Distinguished by the following combination of features: frontal with distinct posterolateral process; maxillary tooth row extending back to posterior orbital margin; jugal with freely ending posterior process; palatine ramus of pterygoid covered with shagreen of teeth; angular exposed laterally for about one third of lateral surface of mandibular ramus; anterior margin of interclavicle notched; and posterior process of interclavicle spatulate ( Sobral et al. 2015).

Comments.

This taxon has been assigned to various diapsid clades since its original description. Janensch (1949) considered Elachistosuchus huenei a pseudosuchian based primarily on what he interpreted as an antorbital fenestra. Walker (1966) argued that it was a rhynchocephalian, incorrectly claiming that it has acrodont tooth implantation and reinterpreting the ‘ antorbital fenestra’ as the foramen for the lacrimal canal. Following a detailed anatomical description based on µCT-scans of the holotype, Sobral et al. (2015) attempted the first assessment of its relationships with phylogenetic analyses based on two character-taxon matrices available at the time.
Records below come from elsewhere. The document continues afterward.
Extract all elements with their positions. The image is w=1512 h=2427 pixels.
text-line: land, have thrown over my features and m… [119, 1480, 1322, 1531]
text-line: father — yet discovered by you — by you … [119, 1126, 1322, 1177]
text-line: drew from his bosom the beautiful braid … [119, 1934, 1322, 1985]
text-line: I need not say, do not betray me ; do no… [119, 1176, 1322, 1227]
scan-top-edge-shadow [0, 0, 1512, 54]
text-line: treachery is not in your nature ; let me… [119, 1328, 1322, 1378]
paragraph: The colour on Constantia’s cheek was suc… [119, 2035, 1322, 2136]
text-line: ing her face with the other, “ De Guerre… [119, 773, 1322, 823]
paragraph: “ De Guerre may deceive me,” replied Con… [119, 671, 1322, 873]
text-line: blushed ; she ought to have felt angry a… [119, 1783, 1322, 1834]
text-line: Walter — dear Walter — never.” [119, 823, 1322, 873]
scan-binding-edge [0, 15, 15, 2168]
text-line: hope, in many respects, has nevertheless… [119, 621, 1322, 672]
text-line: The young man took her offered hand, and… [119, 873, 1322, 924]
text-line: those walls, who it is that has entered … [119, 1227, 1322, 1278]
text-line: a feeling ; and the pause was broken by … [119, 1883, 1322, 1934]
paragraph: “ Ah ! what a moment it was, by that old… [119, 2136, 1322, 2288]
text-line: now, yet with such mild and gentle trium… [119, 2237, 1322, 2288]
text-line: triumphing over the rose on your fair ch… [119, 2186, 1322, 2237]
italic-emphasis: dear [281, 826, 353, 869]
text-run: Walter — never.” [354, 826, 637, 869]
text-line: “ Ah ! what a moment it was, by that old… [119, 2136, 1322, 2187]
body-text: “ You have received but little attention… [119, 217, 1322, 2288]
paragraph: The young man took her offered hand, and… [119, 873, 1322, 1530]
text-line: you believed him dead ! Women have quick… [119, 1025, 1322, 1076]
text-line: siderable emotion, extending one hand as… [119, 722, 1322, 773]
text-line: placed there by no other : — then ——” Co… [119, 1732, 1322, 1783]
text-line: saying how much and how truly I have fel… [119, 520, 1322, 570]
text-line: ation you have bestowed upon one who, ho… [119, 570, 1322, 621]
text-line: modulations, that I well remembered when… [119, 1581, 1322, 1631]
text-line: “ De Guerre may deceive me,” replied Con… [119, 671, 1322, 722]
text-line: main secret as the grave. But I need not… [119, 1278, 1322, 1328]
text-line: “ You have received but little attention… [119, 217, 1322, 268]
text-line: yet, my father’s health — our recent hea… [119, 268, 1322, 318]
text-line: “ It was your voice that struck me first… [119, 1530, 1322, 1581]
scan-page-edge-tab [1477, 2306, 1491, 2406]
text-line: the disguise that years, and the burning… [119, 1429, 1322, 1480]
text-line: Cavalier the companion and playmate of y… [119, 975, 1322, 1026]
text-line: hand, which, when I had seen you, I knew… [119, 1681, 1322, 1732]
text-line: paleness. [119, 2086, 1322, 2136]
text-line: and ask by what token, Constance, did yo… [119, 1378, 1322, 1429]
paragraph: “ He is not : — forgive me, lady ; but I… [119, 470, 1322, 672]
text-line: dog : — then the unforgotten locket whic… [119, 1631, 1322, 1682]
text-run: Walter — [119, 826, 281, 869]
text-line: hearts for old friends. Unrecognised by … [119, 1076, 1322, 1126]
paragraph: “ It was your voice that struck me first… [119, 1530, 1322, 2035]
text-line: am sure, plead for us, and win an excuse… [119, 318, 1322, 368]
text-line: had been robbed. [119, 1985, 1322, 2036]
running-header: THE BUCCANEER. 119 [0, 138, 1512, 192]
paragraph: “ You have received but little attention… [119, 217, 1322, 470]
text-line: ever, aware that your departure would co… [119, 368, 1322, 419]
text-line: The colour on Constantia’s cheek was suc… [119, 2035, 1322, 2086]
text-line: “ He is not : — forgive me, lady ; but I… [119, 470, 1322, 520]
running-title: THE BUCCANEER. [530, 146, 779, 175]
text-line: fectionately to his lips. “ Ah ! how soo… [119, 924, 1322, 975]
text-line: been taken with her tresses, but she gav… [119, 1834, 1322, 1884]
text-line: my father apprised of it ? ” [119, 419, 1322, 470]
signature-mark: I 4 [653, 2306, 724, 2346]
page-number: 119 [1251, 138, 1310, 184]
They recovered Elachistosuchus huenei as an archosauromorph, a lepidosauromorph, or a non-saurian diapsid. In a recent phylogenetic analysis using a much larger character-taxon matrix, Ezcurra and Sues (2021) found it as an early-diverging non-lepidosaurian lepidosauromorph.

References.

Janensch (1949), Walker (1966), Sobral et al. (2015), Ezcurra and Sues (2021).